Oui je le sens plus dans les regards surtout des policiers qui travaillent au sein du tribunal. Ils me provoquent, me demandent sans cesse de me taire alors que je ne parle pas à chaque audience, ou ils me fixent du regard. L’une de mes avocates l’a remarqué la dernière fois. Je viens toujours au procès sans ma famille car je refuse de les impliquer là-dedans. Il y a mes avocates mais aussi des gens de l’organisation mondiale contre la torture et des femmes de l’ATFD (Association tunisienne des femmes démocrates). Parfois, c’est assez dur de faire face aux familles des accusés qui sont persuadées que je mens.
L'année dernière, vous avez écrit un livre avec une journaliste du Parisien, est-ce que vous considérez que cela vous a aidé dans votre démarche?
Je voulais en parler parce qu’encore aujourd’hui, je me sens coupable. Ce que les gens ont dit de moi quand j’ai déposé ma plainte, notamment le fait que j’étais en minijupe, ou que j’étais avec mon petit ami dans une voiture à une heure tardive, tout ça je le ressens encore comme une faute. Après, j’espère que le livre qui est sorti en Tunisie, peut inciter aussi d’autres femmes à parler et à porter plainte surtout, car ce n’est pas la première fois que des policiers sont impliqués dans ce genre d’histoire.

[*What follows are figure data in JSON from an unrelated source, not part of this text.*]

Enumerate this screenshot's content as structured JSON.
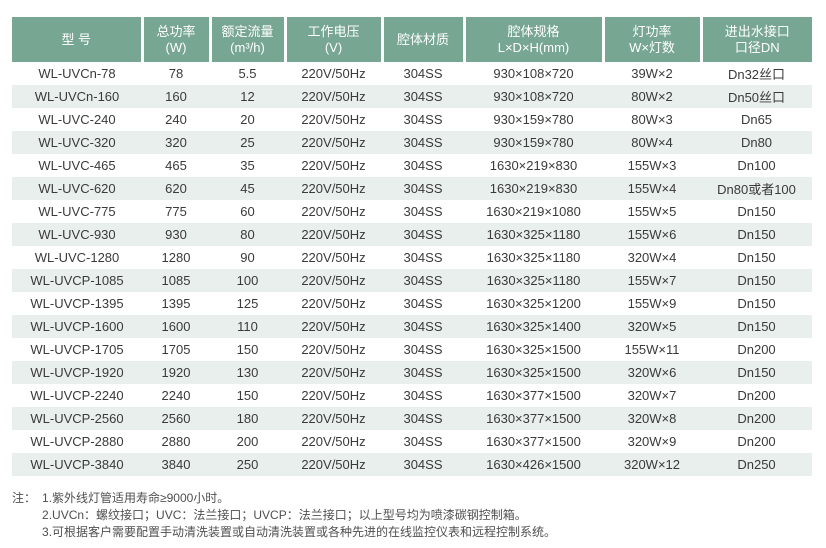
{
  "colors": {
    "header_bg": "#77a693",
    "header_text": "#ffffff",
    "alt_row_bg": "#e9efec",
    "body_text": "#3a3a3a"
  },
  "table": {
    "columns": [
      {
        "line1": "型 号",
        "line2": ""
      },
      {
        "line1": "总功率",
        "line2": "(W)"
      },
      {
        "line1": "额定流量",
        "line2": "(m³/h)"
      },
      {
        "line1": "工作电压",
        "line2": "(V)"
      },
      {
        "line1": "腔体材质",
        "line2": ""
      },
      {
        "line1": "腔体规格",
        "line2": "L×D×H(mm)"
      },
      {
        "line1": "灯功率",
        "line2": "W×灯数"
      },
      {
        "line1": "进出水接口",
        "line2": "口径DN"
      }
    ],
    "rows": [
      [
        "WL-UVCn-78",
        "78",
        "5.5",
        "220V/50Hz",
        "304SS",
        "930×108×720",
        "39W×2",
        "Dn32丝口"
      ],
      [
        "WL-UVCn-160",
        "160",
        "12",
        "220V/50Hz",
        "304SS",
        "930×108×720",
        "80W×2",
        "Dn50丝口"
      ],
      [
        "WL-UVC-240",
        "240",
        "20",
        "220V/50Hz",
        "304SS",
        "930×159×780",
        "80W×3",
        "Dn65"
      ],
      [
        "WL-UVC-320",
        "320",
        "25",
        "220V/50Hz",
        "304SS",
        "930×159×780",
        "80W×4",
        "Dn80"
      ],
      [
        "WL-UVC-465",
        "465",
        "35",
        "220V/50Hz",
        "304SS",
        "1630×219×830",
        "155W×3",
        "Dn100"
      ],
      [
        "WL-UVC-620",
        "620",
        "45",
        "220V/50Hz",
        "304SS",
        "1630×219×830",
        "155W×4",
        "Dn80或者100"
      ],
      [
        "WL-UVC-775",
        "775",
        "60",
        "220V/50Hz",
        "304SS",
        "1630×219×1080",
        "155W×5",
        "Dn150"
      ],
      [
        "WL-UVC-930",
        "930",
        "80",
        "220V/50Hz",
        "304SS",
        "1630×325×1180",
        "155W×6",
        "Dn150"
      ],
      [
        "WL-UVC-1280",
        "1280",
        "90",
        "220V/50Hz",
        "304SS",
        "1630×325×1180",
        "320W×4",
        "Dn150"
      ],
      [
        "WL-UVCP-1085",
        "1085",
        "100",
        "220V/50Hz",
        "304SS",
        "1630×325×1180",
        "155W×7",
        "Dn150"
      ],
      [
        "WL-UVCP-1395",
        "1395",
        "125",
        "220V/50Hz",
        "304SS",
        "1630×325×1200",
        "155W×9",
        "Dn150"
      ],
      [
        "WL-UVCP-1600",
        "1600",
        "110",
        "220V/50Hz",
        "304SS",
        "1630×325×1400",
        "320W×5",
        "Dn150"
      ],
      [
        "WL-UVCP-1705",
        "1705",
        "150",
        "220V/50Hz",
        "304SS",
        "1630×325×1500",
        "155W×11",
        "Dn200"
      ],
      [
        "WL-UVCP-1920",
        "1920",
        "130",
        "220V/50Hz",
        "304SS",
        "1630×325×1500",
        "320W×6",
        "Dn150"
      ],
      [
        "WL-UVCP-2240",
        "2240",
        "150",
        "220V/50Hz",
        "304SS",
        "1630×377×1500",
        "320W×7",
        "Dn200"
      ],
      [
        "WL-UVCP-2560",
        "2560",
        "180",
        "220V/50Hz",
        "304SS",
        "1630×377×1500",
        "320W×8",
        "Dn200"
      ],
      [
        "WL-UVCP-2880",
        "2880",
        "200",
        "220V/50Hz",
        "304SS",
        "1630×377×1500",
        "320W×9",
        "Dn200"
      ],
      [
        "WL-UVCP-3840",
        "3840",
        "250",
        "220V/50Hz",
        "304SS",
        "1630×426×1500",
        "320W×12",
        "Dn250"
      ]
    ]
  },
  "notes": {
    "label": "注：",
    "lines": [
      "1.紫外线灯管适用寿命≥9000小时。",
      "2.UVCn：螺纹接口；UVC：法兰接口；UVCP：法兰接口；以上型号均为喷漆碳钢控制箱。",
      "3.可根据客户需要配置手动清洗装置或自动清洗装置或各种先进的在线监控仪表和远程控制系统。"
    ]
  }
}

L’un des accusés dans mon procès a déjà été impliqué dans une affaire de viol d’ailleurs.
Est-ce que votre famille vous soutient?
Oui, maintenant une grande partie est au courant. Ils sont là pour moi mais on évite de parler du sujet. C’est un soulagement que mon père soit au courant même si j’ai du mal à parler de ça avec lui.
C’est aussi difficile d’en parler avec mon petit ami même s’il a toujours été à mes côtés dans cette histoire.
En plus il y a aussi une certaine mobilisation du côté de la société civile, c’est rassurant de voir que plus d’un an après, certaines personnes sont encore là.
Quels sont vos projets? Est-ce que la suite dépend du verdict du procès?
Oui le procès et le jugement seront déterminants pour moi. Même à mon père qui me dit que je dois me reconstruire, je ne peux m’empêcher de lui répondre qu’il faut qu’il y ait une justice sinon je ne pourrai pas. Je ne pourrai pas retourner en Tunisie s’ils sont acquittés. En plus, les accusés continuent de nier les faits. Alors que la première fois que l’un d’eux a été confronté à moi au début du procès, il m’avait demandé de lui pardonner. Aujourd’hui, ils n’assument même pas leur acte, ni leur responsabilité.
Pour ce qui est de mes projets personnels, disons que je voudrais recommencer à travailler et à avoir une vie sociale. J’ai 29 ans, je voudrais gagner ma vie. Mais je ne suis pas prête à me marier et je ne crois pas que je veux me marier un jour d’ailleurs.
Est-ce que vous pensez que la justice juge encore les affaires de mœurs d’une façon biaisée?
Je pense que le viol est un vrai tabou tout comme les déviances policières. Tous les policiers ne sont pas des criminels mais ceux qui commettent des délits sont très rarement punis. Quant au viol, beaucoup jugent souvent que la fille l’a cherché. Moi-même je me sens encore coupable notamment pour la souffrance que je fais subir à ma famille avec cette histoire. Mais je ne regrette pas d’avoir engagé un procès.